A la foule des gens qui formaient « ton pays ».
Toi, qui par la pensée aussi nous a trahis
— En prévoyant nos maux — tu n’es point invincible.
Le Monde se transforme et tu n’es qu’un manant
Dans la foule, il faut donc te taire maintenant.
Tu ne reverras plus ces époques passées
Où chaque individu guidé par ses désirs
Pouvait perdre son temps, se griser de plaisirs
Au lieu d’œuvrer en vain ; vivre avec ses pensées
Hors la Société. Rentre dans le courant
Par force, malgré toi, comme coule un torrent.

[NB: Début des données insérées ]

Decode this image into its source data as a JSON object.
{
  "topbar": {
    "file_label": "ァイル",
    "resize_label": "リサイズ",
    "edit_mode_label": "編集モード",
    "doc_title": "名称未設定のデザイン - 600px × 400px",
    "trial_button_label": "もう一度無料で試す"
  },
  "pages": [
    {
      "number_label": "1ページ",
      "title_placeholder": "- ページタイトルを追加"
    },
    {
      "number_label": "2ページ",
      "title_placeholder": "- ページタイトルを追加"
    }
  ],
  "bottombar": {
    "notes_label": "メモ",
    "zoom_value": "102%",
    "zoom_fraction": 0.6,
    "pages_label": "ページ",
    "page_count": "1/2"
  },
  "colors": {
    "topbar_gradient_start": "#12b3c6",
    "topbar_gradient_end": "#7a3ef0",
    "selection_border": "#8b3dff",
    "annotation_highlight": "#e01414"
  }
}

Il n’est plus désormais de cause personnelle,
Il n’est qu’un seul dessein et c’est la nation
Qui commande l’effort, car la moindre action
Doit servir le pays, toute autre est criminelle.

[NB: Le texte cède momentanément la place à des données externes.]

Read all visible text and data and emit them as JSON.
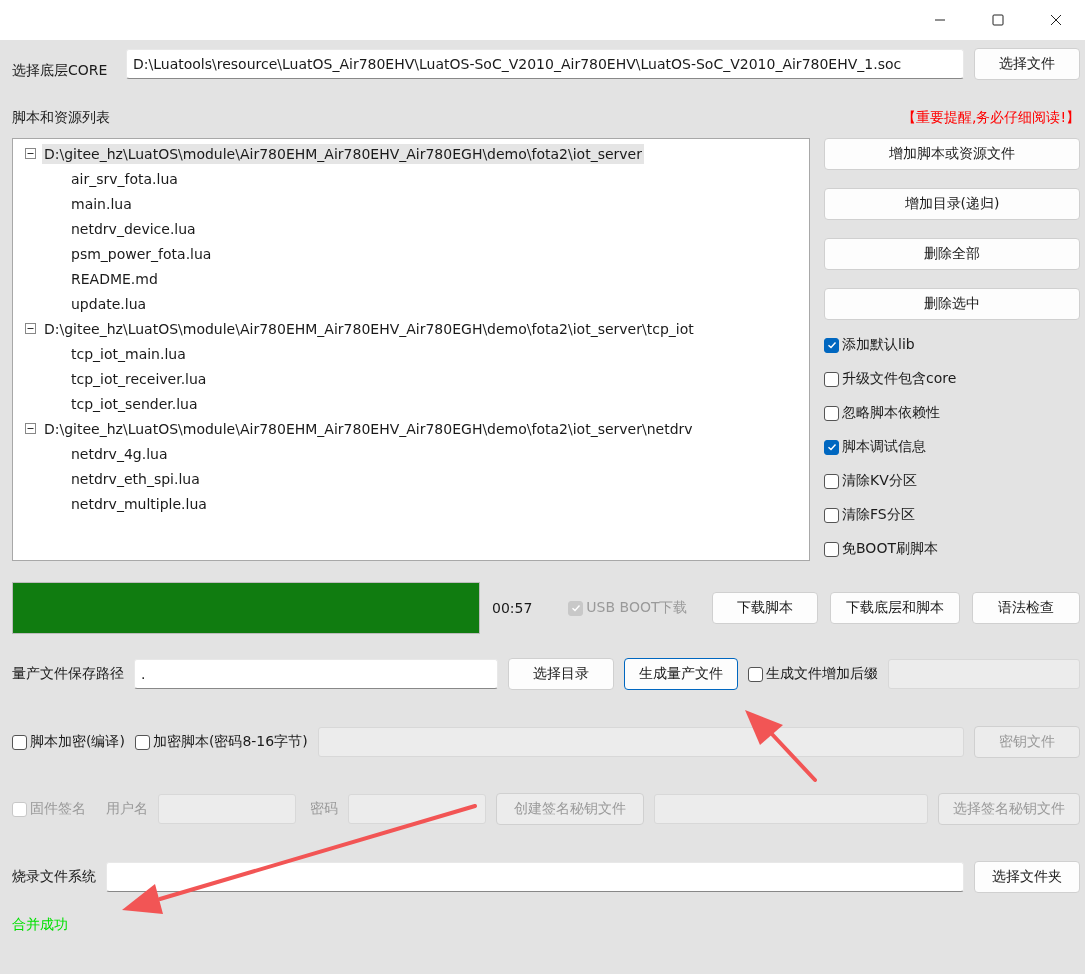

Et les hommes iront, enfin, vers l’Unité (?)
Après s’être couverts, de lâche indignité.
L’on ne permettra plus les êtres qui divaguent
Ou restent dans l’abstrait, les oisifs et les fous.
Bientôt l’on taxera même les rendez-vous.

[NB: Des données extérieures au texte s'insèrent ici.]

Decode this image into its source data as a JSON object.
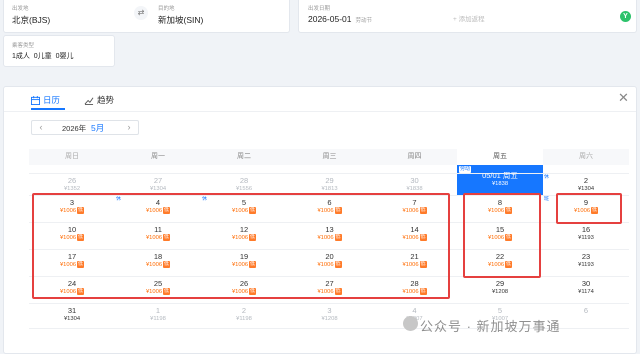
{
  "search": {
    "origin_label": "出发地",
    "origin_value": "北京(BJS)",
    "dest_label": "目的地",
    "dest_value": "新加坡(SIN)",
    "date_label": "出发日期",
    "date_value": "2026-05-01",
    "date_holiday": "劳动节",
    "add_return": "+ 添加返程",
    "pax_label": "乘客类型",
    "pax_value": "1成人  0儿童  0婴儿"
  },
  "tabs": {
    "calendar": "日历",
    "trend": "趋势"
  },
  "calendar": {
    "year": "2026年",
    "month": "5月",
    "weekdays": [
      "周日",
      "周一",
      "周二",
      "周三",
      "周四",
      "周五",
      "周六"
    ],
    "rows": [
      [
        {
          "day": "26",
          "price": "¥1352",
          "other": true
        },
        {
          "day": "27",
          "price": "¥1304",
          "other": true
        },
        {
          "day": "28",
          "price": "¥1556",
          "other": true
        },
        {
          "day": "29",
          "price": "¥1813",
          "other": true
        },
        {
          "day": "30",
          "price": "¥1838",
          "other": true
        },
        {
          "day": "05/01 周五",
          "price": "¥1838",
          "selected": true,
          "holiday": "劳动"
        },
        {
          "day": "2",
          "price": "¥1304",
          "ban": "休"
        }
      ],
      [
        {
          "day": "3",
          "price": "¥1006",
          "low": true
        },
        {
          "day": "4",
          "price": "¥1006",
          "low": true,
          "ban": "休"
        },
        {
          "day": "5",
          "price": "¥1006",
          "low": true,
          "ban": "休"
        },
        {
          "day": "6",
          "price": "¥1006",
          "low": true
        },
        {
          "day": "7",
          "price": "¥1006",
          "low": true
        },
        {
          "day": "8",
          "price": "¥1006",
          "low": true
        },
        {
          "day": "9",
          "price": "¥1006",
          "low": true,
          "ban": "班"
        }
      ],
      [
        {
          "day": "10",
          "price": "¥1006",
          "low": true
        },
        {
          "day": "11",
          "price": "¥1006",
          "low": true
        },
        {
          "day": "12",
          "price": "¥1006",
          "low": true
        },
        {
          "day": "13",
          "price": "¥1006",
          "low": true
        },
        {
          "day": "14",
          "price": "¥1006",
          "low": true
        },
        {
          "day": "15",
          "price": "¥1006",
          "low": true
        },
        {
          "day": "16",
          "price": "¥1193"
        }
      ],
      [
        {
          "day": "17",
          "price": "¥1006",
          "low": true
        },
        {
          "day": "18",
          "price": "¥1006",
          "low": true
        },
        {
          "day": "19",
          "price": "¥1006",
          "low": true
        },
        {
          "day": "20",
          "price": "¥1006",
          "low": true
        },
        {
          "day": "21",
          "price": "¥1006",
          "low": true
        },
        {
          "day": "22",
          "price": "¥1006",
          "low": true
        },
        {
          "day": "23",
          "price": "¥1193"
        }
      ],
      [
        {
          "day": "24",
          "price": "¥1006",
          "low": true
        },
        {
          "day": "25",
          "price": "¥1006",
          "low": true
        },
        {
          "day": "26",
          "price": "¥1006",
          "low": true
        },
        {
          "day": "27",
          "price": "¥1006",
          "low": true
        },
        {
          "day": "28",
          "price": "¥1006",
          "low": true
        },
        {
          "day": "29",
          "price": "¥1208"
        },
        {
          "day": "30",
          "price": "¥1174"
        }
      ],
      [
        {
          "day": "31",
          "price": "¥1304"
        },
        {
          "day": "1",
          "price": "¥1198",
          "other": true
        },
        {
          "day": "2",
          "price": "¥1198",
          "other": true
        },
        {
          "day": "3",
          "price": "¥1208",
          "other": true
        },
        {
          "day": "4",
          "price": "¥1007",
          "other": true
        },
        {
          "day": "5",
          "price": "¥1007",
          "other": true
        },
        {
          "day": "6",
          "price": "",
          "other": true
        }
      ]
    ],
    "low_badge": "低"
  },
  "watermark": "公众号 · 新加坡万事通",
  "colors": {
    "accent": "#1677ff",
    "low_price": "#ff6a00",
    "annotation": "#e5403f"
  }
}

Bientôt tous les humains seront comme les vagues
De l’océan, n’ayant pour but qu’un résultat :
Le plaisir de servir pour que vive l’État.
Tu chanteras poète — ainsi le veut ton rôle
Les vertus des grands chefs, leur belle mission,
Et tu récolteras ta rétribution,
Comme un bon fonctionnaire, un soldat qui s’enrôle,
Car l’État ne veut pas que ta plume se perde
L’État veut te sauver. Le veux-tu ? Réponds !
Merde !…
Léonev (2 janvier 1941)
Or, en 1946 la Résistance continue…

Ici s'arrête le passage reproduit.